3.3 En l’occurrence, on ne voit pas quel intérêt digne de protection justifiait qu’il soit fait exception au principe – fondamental – de la publicité de l’audience de jugement, et l’appelant n’en fait valoir aucun.
Par conséquent, la requête incidente a été rejetée sur le siège.
4.1 Aux termes de l'art. 386 al. 2 let. a CPP, quiconque a interjeté un recours peut le retirer, s'agissant d'une procédure orale, avant la clôture des débats. Le retrait est définitif (art. 386 al. 3 CPP) et rend
exécutoire la décision entreprise avec effet à la date à laquelle elle a été rendue (art. 437 al. 1 let. b et al. 2 CPP).
4.2 En l’espèce, lors des débats du 25 septembre 2025, A.________ a retiré partiellement son appel, celui-ci n’étant maintenu que s’agissant de la quotité de la peine et du sursis. Il y a lieu de prendre acte de ce retrait partiel, intervenu dans le respect des conditions de l’art. 386 al. 2 let. a CPP.
5.1 L’appelant soutient que l’appréciation des premiers juges sur sa culpabilité doit être fortement nuancée puisqu’il ne remet pas en cause la gravité des infractions qui lui sont reprochées à l’égard de ses enfants, qu’il admet et reconnaît également les conséquences néfastes de ses agissements sur eux.
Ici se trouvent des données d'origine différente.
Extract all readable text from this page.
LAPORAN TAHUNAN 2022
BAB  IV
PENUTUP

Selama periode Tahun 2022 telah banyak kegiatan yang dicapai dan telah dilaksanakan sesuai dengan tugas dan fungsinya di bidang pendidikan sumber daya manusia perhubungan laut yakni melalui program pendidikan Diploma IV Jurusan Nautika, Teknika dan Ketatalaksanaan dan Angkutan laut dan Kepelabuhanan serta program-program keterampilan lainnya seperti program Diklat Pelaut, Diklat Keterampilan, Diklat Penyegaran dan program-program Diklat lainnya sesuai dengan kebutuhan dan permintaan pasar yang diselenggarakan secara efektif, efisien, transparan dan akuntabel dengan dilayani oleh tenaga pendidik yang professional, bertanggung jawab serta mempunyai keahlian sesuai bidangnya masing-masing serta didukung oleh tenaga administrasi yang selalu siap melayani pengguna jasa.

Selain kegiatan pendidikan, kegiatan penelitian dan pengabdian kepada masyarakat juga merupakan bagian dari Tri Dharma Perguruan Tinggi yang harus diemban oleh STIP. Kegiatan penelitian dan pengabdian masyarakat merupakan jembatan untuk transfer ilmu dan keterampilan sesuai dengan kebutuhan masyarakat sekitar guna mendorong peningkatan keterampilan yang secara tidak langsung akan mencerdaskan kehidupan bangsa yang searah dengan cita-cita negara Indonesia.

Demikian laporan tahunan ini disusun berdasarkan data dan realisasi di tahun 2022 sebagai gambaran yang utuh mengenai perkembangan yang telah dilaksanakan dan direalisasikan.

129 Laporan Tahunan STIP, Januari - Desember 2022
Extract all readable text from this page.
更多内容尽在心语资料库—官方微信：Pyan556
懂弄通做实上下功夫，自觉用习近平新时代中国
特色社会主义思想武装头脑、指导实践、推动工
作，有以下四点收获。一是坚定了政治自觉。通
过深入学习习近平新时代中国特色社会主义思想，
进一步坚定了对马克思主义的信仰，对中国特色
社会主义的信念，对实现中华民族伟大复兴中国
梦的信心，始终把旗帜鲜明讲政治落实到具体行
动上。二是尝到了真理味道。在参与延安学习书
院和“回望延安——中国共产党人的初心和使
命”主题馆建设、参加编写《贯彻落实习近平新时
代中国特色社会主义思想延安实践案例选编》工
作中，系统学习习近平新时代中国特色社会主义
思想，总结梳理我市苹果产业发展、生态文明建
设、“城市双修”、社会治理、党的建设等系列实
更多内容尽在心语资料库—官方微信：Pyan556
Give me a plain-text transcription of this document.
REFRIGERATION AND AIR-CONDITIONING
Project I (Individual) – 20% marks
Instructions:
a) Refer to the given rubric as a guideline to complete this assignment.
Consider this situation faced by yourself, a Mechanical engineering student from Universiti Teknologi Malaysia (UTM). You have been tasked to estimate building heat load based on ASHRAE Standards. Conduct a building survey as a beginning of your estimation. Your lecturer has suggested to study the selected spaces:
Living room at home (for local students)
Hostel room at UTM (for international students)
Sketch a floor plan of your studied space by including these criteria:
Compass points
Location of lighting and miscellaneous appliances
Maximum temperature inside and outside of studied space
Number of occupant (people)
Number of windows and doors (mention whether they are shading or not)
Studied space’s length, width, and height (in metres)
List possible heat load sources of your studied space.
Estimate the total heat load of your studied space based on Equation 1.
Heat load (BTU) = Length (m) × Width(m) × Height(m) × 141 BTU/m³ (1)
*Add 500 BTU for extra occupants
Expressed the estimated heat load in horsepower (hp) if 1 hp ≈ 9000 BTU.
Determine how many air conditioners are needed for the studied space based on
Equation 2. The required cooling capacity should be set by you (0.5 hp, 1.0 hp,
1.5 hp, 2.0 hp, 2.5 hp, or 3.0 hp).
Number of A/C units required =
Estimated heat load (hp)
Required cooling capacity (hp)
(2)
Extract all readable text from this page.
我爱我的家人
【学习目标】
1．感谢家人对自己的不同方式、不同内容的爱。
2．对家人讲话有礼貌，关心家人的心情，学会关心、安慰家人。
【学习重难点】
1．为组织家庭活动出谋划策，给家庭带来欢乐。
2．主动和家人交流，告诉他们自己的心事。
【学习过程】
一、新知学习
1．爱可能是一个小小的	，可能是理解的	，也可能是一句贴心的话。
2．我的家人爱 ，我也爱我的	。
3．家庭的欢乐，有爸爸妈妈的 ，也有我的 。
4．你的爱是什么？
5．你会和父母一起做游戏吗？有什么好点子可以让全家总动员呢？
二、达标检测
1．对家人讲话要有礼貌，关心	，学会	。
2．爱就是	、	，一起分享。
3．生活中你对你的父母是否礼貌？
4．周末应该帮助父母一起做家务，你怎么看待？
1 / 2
Il relève qu’il a admis ces faits sans réserve, qu’il a déclaré à plusieurs reprises ne pas mettre la faute sur B.________ et que les circonstances des violences qu’il a décrites l’ont été à la demande du tribunal, alors qu’il était nécessaire d’expliquer les rôles et les attitudes de chacun des membres de la famille, de sorte qu’il serait arbitraire de retenir que ses justifications sont « consternantes », comme l’ont fait les premiers juges. Par ailleurs, l’appelant soutient qu’une peine ferme mettrait à mal le processus de ressociabilisation en cours, notamment grâce à la thérapie. Il rappelle également qu’il réalise un revenu mensuel lui permettant de subvenir à ses besoins et souligne enfin que le rôle d’une peine n’est pas de faire réfléchir le condamné comme le retiennent les premiers juges, rôle qui revient plutôt au suivi thérapeutique qu’il a initié, lequel porte d’ailleurs ses fruits vu sa reconnaissance des faits. Ainsi, une peine de 24 mois maximum serait selon lui adéquate.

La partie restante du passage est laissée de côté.